To be sure, there are clear differences between Russia’s misadventures in Alaska and its ongoing efforts in Ukraine. Russian President Vladimir Putin, for instance, has routinely described Ukrainians and Russians as “one people,” but there were never any gauzy myths about the sameness of Russians and Alaska Natives. (As Saunt wrote, Russian invaders routinely dehumanized Indigenous Alaskans, describing the “filth” of people who “live their life just like animals.”) Likewise, Alaska never played a central role in Russia’s broader identity; while Russians claim Ukraine as a core, constituent part of Russia proper, there is no similar view of Alaska (for most Russians, at least).

And yet, even with those differences, the similarities amidst Russia’s colonial campaigns are increasingly inescapable. In Alaska, Russian colonizers adopted a specific policy of trying to “subdue [Alaska Natives] into citizenship of the Russian Empire” — an identical policy currently playing out in Ukraine. In Alaska, Russia imported proxy politicians to oversee conquered local populations — just as we’ve seen in Ukraine. And in Alaska, Russian colonizers remained convinced of their rightness, of their rectitude, and of their rampant abilities to seize as much territory and as many people as they’d like on behalf of their imperial leaders — just as we’ve seen from an increasingly messianic Kremlin.

But it is perhaps in the similarities to other European empires that Russia’s conquest of Alaska can be the most instructive. After all, Russia was hardly the only, let alone the first, European colonial power clawing apart North America. In many ways, it wasn’t even unique; if anything, many of Russia’s policies in Alaska were identical to other European colonial campaigns in North America (and elsewhere). There was the outright enslavement of Indigenous Alaskans, identical to Spanish mission-led enslavement of Indigenous Californians. There were the massacres of unarmed Alaska Natives, identical to the English slaughter of Pequot or French butchering of Fox. And there was, all throughout, the Russian conviction of moral, even spiritual, virtue to the entire colonial experience — indistinguishable from, say, American imperial expansion across North America, and even into Alaska. “Russia was no less a colonial empire than any of the other Western European powers,” Mikhail Khodarkovsky, one of the leading scholars on Russian colonialism, has written. “Russia had been imbued with its own sense of manifest destiny since the late 15th century.”
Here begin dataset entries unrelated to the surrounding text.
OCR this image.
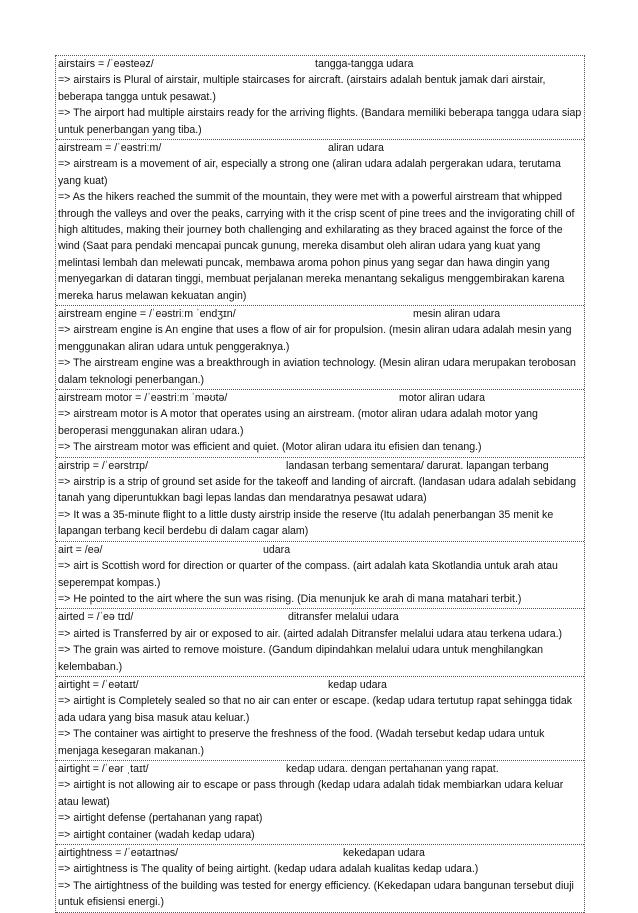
airstairs = /ˈeəsteəz/	tangga-tangga udara
=> airstairs is Plural of airstair, multiple staircases for aircraft. (airstairs adalah bentuk jamak dari airstair, beberapa tangga untuk pesawat.)
=> The airport had multiple airstairs ready for the arriving flights. (Bandara memiliki beberapa tangga udara siap untuk penerbangan yang tiba.)
airstream = /ˈeəstriːm/	aliran udara
=> airstream is a movement of air, especially a strong one (aliran udara adalah pergerakan udara, terutama yang kuat)
=> As the hikers reached the summit of the mountain, they were met with a powerful airstream that whipped through the valleys and over the peaks, carrying with it the crisp scent of pine trees and the invigorating chill of high altitudes, making their journey both challenging and exhilarating as they braced against the force of the wind (Saat para pendaki mencapai puncak gunung, mereka disambut oleh aliran udara yang kuat yang melintasi lembah dan melewati puncak, membawa aroma pohon pinus yang segar dan hawa dingin yang menyegarkan di dataran tinggi, membuat perjalanan mereka menantang sekaligus menggembirakan karena mereka harus melawan kekuatan angin)
airstream engine = /ˈeəstriːm ˈendʒɪn/	mesin aliran udara
=> airstream engine is An engine that uses a flow of air for propulsion. (mesin aliran udara adalah mesin yang menggunakan aliran udara untuk penggeraknya.)
=> The airstream engine was a breakthrough in aviation technology. (Mesin aliran udara merupakan terobosan dalam teknologi penerbangan.)
airstream motor = /ˈeəstriːm ˈməʊtə/	motor aliran udara
=> airstream motor is A motor that operates using an airstream. (motor aliran udara adalah motor yang beroperasi menggunakan aliran udara.)
=> The airstream motor was efficient and quiet. (Motor aliran udara itu efisien dan tenang.)
airstrip = /ˈeərstrɪp/	landasan terbang sementara/ darurat. lapangan terbang
=> airstrip is a strip of ground set aside for the takeoff and landing of aircraft. (landasan udara adalah sebidang tanah yang diperuntukkan bagi lepas landas dan mendaratnya pesawat udara)
=> It was a 35-minute flight to a little dusty airstrip inside the reserve (Itu adalah penerbangan 35 menit ke lapangan terbang kecil berdebu di dalam cagar alam)
airt = /eə/	udara
=> airt is Scottish word for direction or quarter of the compass. (airt adalah kata Skotlandia untuk arah atau seperempat kompas.)
=> He pointed to the airt where the sun was rising. (Dia menunjuk ke arah di mana matahari terbit.)
airted = /ˈeə tɪd/	ditransfer melalui udara
=> airted is Transferred by air or exposed to air. (airted adalah Ditransfer melalui udara atau terkena udara.)
=> The grain was airted to remove moisture. (Gandum dipindahkan melalui udara untuk menghilangkan kelembaban.)
airtight = /ˈeətaɪt/	kedap udara
=> airtight is Completely sealed so that no air can enter or escape. (kedap udara tertutup rapat sehingga tidak ada udara yang bisa masuk atau keluar.)
=> The container was airtight to preserve the freshness of the food. (Wadah tersebut kedap udara untuk menjaga kesegaran makanan.)
airtight = /ˈeər ˌtaɪt/	kedap udara. dengan pertahanan yang rapat.
=> airtight is not allowing air to escape or pass through (kedap udara adalah tidak membiarkan udara keluar atau lewat)
=> airtight defense (pertahanan yang rapat)
=> airtight container (wadah kedap udara)
airtightness = /ˈeətaɪtnəs/	kekedapan udara
=> airtightness is The quality of being airtight. (kedap udara adalah kualitas kedap udara.)
=> The airtightness of the building was tested for energy efficiency. (Kekedapan udara bangunan tersebut diuji untuk efisiensi energi.)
And it is that “manifest destiny” that now plays out in Ukraine. As Putin has claimed, Russia is not simply another nation, but is a “state-civilization” that, as analyst Andrei Kolesnikov wrote last year, has “a special path” laid before it, all part of the Russia’s “thousand-year history.” (As Lavrov reportedly said, Putin “has three advisers: Ivan the Terrible, Peter the Great and Catherine the Great.”)

And that status as a supposed “state-civilization” means that Russia has a right — or a destiny, if you will — to absorb and dominate its former imperial holdings. Putin repeatedly insists Russia must be recognized as a “great power.” But that formulation by definition means Russia must be dominant over other peoples and exercise power over a range of other nations. Per Putin’s logic, Russia cannot be a great power without “subject” nations that prove its dominance. And so Ukraine — arguably its oldest, as well as geographically and culturally closest, colony — could not be allowed to escape Moscow’s grasp.

It now seems obvious that Russia’s monomaniacal obsession with empire drove it to invade Ukraine. And it was an unwillingness or inability to view Russian expansionism — either then or now — as colonial in nature that blinded so many in the West to Moscow’s actual designs. Unless the West grapples with this history now, the threat Russian imperialism still poses cannot be countered.

Thankfully, that recognition of Russian colonialism is finally happening. But it’s decades overdue. And it’s that much more unfortunate that all along, we had a clear case study of the phenomenon — and the costs, and the legacies — right here, in America. All we had to do was look.